US 12,277,137 B2
Framework for analyzing, filtering, and prioritizing computing platform alerts using feedback
Akshay Arora, Delhi (IN); Krishna Mohan Roy, Varanasi / Uttar Pradesh (IN); Joydeep Dam, Bengaluru (IN); and Jayant Pimpalkar, Prades (IN)
Assigned to Accenture Global Solutions Limited, Dublin (IE)
Filed by Accenture Global Solutions Limited, Dublin (IE)
Filed on Apr. 12, 2023, as Appl. No. 18/133,569.
Prior Publication US 2024/0346037 A1, Oct. 17, 2024
Int. Cl. G06F 16/26 (2019.01); G08B 29/18 (2006.01); G06F 16/00 (2019.01)

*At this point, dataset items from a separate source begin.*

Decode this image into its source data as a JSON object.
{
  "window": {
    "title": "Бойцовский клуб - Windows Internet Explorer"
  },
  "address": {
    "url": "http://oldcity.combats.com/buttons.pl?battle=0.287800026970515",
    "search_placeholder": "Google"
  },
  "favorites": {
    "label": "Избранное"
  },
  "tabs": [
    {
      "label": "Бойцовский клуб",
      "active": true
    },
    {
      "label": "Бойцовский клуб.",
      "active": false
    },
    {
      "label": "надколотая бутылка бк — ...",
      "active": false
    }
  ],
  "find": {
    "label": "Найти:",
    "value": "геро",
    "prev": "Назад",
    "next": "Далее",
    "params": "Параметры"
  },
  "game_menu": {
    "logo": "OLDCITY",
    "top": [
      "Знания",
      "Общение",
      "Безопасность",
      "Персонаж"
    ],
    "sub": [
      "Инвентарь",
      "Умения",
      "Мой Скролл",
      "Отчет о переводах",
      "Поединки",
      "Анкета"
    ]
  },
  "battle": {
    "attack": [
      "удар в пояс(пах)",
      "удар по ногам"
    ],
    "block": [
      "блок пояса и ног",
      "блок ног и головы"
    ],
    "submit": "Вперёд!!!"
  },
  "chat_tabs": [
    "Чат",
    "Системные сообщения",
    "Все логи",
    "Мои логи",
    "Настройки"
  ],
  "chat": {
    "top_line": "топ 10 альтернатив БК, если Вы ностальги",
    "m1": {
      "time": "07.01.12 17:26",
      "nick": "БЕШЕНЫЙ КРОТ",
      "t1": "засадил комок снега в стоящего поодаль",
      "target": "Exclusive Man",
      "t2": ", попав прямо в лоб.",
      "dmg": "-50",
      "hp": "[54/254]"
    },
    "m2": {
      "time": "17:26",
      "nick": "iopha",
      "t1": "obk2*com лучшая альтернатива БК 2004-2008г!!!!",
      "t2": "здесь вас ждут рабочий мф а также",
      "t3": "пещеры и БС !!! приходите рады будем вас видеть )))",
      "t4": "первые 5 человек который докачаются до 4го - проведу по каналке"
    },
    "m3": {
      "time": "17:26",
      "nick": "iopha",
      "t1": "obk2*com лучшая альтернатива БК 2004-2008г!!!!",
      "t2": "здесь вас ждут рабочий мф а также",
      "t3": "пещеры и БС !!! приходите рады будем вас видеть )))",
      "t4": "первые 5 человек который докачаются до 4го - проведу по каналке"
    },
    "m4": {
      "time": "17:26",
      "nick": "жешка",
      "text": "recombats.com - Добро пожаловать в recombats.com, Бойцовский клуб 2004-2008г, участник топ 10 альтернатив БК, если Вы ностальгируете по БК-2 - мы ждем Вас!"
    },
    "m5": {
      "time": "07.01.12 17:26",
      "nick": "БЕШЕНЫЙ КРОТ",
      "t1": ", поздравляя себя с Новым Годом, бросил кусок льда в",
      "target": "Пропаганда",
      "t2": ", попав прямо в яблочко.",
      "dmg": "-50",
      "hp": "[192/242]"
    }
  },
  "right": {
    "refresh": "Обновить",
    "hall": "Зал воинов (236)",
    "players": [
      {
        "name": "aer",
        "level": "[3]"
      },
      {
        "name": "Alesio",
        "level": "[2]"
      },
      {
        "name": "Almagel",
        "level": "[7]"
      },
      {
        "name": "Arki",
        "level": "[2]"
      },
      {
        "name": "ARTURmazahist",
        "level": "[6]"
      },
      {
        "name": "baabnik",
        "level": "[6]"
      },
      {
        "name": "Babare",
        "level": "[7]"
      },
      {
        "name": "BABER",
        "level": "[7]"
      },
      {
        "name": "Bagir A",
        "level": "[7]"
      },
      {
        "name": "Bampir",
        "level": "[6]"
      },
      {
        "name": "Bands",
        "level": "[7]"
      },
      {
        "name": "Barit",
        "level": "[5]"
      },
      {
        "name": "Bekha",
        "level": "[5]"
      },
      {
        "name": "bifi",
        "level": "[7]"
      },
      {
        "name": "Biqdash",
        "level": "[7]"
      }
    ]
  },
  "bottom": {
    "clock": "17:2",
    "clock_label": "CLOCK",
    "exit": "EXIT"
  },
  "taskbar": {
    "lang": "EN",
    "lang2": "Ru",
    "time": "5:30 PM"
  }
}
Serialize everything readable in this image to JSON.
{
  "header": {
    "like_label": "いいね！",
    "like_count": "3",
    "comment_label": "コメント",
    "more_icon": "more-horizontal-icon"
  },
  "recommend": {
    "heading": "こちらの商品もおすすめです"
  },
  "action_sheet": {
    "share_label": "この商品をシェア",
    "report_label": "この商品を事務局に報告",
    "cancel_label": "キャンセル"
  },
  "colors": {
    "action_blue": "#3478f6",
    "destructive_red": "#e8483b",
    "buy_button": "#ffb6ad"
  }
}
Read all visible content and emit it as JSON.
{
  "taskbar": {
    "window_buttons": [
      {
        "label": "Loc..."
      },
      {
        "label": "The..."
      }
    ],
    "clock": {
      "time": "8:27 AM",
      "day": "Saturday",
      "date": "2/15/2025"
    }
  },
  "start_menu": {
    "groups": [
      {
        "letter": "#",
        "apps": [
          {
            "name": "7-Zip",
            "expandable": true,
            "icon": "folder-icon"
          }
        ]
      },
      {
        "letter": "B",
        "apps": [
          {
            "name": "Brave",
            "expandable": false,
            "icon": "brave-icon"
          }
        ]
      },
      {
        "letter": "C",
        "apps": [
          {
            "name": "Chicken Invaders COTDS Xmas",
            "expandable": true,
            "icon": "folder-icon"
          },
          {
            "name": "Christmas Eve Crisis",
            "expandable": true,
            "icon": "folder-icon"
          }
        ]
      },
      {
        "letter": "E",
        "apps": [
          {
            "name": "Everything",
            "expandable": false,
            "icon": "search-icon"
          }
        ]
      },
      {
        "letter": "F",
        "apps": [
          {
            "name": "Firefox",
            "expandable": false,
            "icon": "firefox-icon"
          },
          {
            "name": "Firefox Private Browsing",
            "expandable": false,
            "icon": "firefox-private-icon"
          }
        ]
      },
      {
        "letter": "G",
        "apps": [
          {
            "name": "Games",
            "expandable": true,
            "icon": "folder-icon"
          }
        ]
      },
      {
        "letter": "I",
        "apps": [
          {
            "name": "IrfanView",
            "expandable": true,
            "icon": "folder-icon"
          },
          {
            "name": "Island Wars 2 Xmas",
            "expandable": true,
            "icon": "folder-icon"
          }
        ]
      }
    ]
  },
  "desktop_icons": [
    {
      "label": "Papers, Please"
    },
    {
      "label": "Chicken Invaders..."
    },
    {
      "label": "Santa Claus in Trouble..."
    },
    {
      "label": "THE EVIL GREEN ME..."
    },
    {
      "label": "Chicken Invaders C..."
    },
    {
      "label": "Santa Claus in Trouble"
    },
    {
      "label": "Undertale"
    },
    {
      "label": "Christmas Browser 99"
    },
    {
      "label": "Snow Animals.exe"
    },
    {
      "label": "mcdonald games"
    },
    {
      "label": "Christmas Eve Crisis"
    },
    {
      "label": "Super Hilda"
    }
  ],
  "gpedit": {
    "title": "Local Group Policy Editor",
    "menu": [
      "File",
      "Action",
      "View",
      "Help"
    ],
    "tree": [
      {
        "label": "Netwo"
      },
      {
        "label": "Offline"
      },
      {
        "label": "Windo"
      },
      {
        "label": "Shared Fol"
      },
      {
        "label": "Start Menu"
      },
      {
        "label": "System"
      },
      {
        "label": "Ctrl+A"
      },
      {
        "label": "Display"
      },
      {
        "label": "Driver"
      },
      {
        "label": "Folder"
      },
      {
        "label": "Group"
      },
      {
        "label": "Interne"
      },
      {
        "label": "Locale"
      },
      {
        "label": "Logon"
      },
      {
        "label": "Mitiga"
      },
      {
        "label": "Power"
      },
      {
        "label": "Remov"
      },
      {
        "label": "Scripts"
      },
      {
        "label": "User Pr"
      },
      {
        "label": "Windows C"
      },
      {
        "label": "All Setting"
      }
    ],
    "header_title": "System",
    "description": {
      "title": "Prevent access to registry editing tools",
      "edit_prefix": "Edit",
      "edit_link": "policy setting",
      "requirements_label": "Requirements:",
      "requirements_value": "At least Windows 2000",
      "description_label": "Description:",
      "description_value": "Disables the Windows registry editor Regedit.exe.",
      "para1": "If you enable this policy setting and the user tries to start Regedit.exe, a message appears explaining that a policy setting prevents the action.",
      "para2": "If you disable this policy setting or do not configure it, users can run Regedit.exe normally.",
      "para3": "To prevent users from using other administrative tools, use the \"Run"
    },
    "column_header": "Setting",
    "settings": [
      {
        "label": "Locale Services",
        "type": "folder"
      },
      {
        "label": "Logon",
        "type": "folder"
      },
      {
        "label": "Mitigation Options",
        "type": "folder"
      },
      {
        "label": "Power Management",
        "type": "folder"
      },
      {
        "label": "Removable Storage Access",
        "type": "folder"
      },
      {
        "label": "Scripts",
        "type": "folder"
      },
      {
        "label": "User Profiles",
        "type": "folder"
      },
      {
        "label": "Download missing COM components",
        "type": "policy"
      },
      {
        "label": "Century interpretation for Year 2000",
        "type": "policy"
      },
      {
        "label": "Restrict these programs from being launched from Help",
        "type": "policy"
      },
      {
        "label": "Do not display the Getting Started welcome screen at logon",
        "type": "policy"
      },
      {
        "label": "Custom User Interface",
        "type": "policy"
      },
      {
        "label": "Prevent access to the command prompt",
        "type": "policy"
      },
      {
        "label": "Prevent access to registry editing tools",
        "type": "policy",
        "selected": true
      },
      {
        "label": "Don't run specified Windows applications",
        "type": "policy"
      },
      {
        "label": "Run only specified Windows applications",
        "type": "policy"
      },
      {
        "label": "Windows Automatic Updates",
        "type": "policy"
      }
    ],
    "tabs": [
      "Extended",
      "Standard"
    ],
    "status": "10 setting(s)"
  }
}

CPC G06F 16/26 (2019.01) [G08B 29/185 (2013.01)] 20 Claims
OG exemplary drawing
 
1. A computer-implemented method for tracking and prioritizing observation data across multiple observational hierarchies in a computing platform, the method comprising:
obtaining one or more alerts and feedback indicators corresponding to at least one alert of the one or more alerts, each of the one or more alerts representing a portion of the observation data in a computing system, the computing system connected to the computing platform comprising a data mining engine, and each of the feedback indicators indicating a positive or negative association of a respective alert of the at least one alert for the represented portion of the observation data, wherein the observation data includes at least one of data requests, latency, traffic, processing loads, server requests;
identifying, based on the feedback indicators corresponding to the at least one alert, a first subset of the one or more alerts that correspond to a subset of the observation data with negative feedback;
determining a first set of alert attributes that include metadata related to the subset of the observation data for the first subset of the one or more alerts;
determining, based on the feedback indicators and by a data mining engine, a model from a plurality of models of the data mining engine that is configured to analyze a respective alert attribute of the first set of alert attributes for the observation data represented by the one or more alerts;
analyzing, by the model of the data mining engine, the first set of alert attributes to identify a subset of the first set of alert attributes with corresponding likelihoods representing that one or more alert attributes of the first set of alert attributes caused the negative association of the respective alert represented by the respective portion of the observation data;
filtering, based on the subset of alert attributes and by the data mining engine, the one or more alerts to exclude a second subset of the one or more alerts with the highest likelihood of the negative association; and
providing, for output of the computing platform, the one or more alerts that exclude the second subset of the one or more alerts.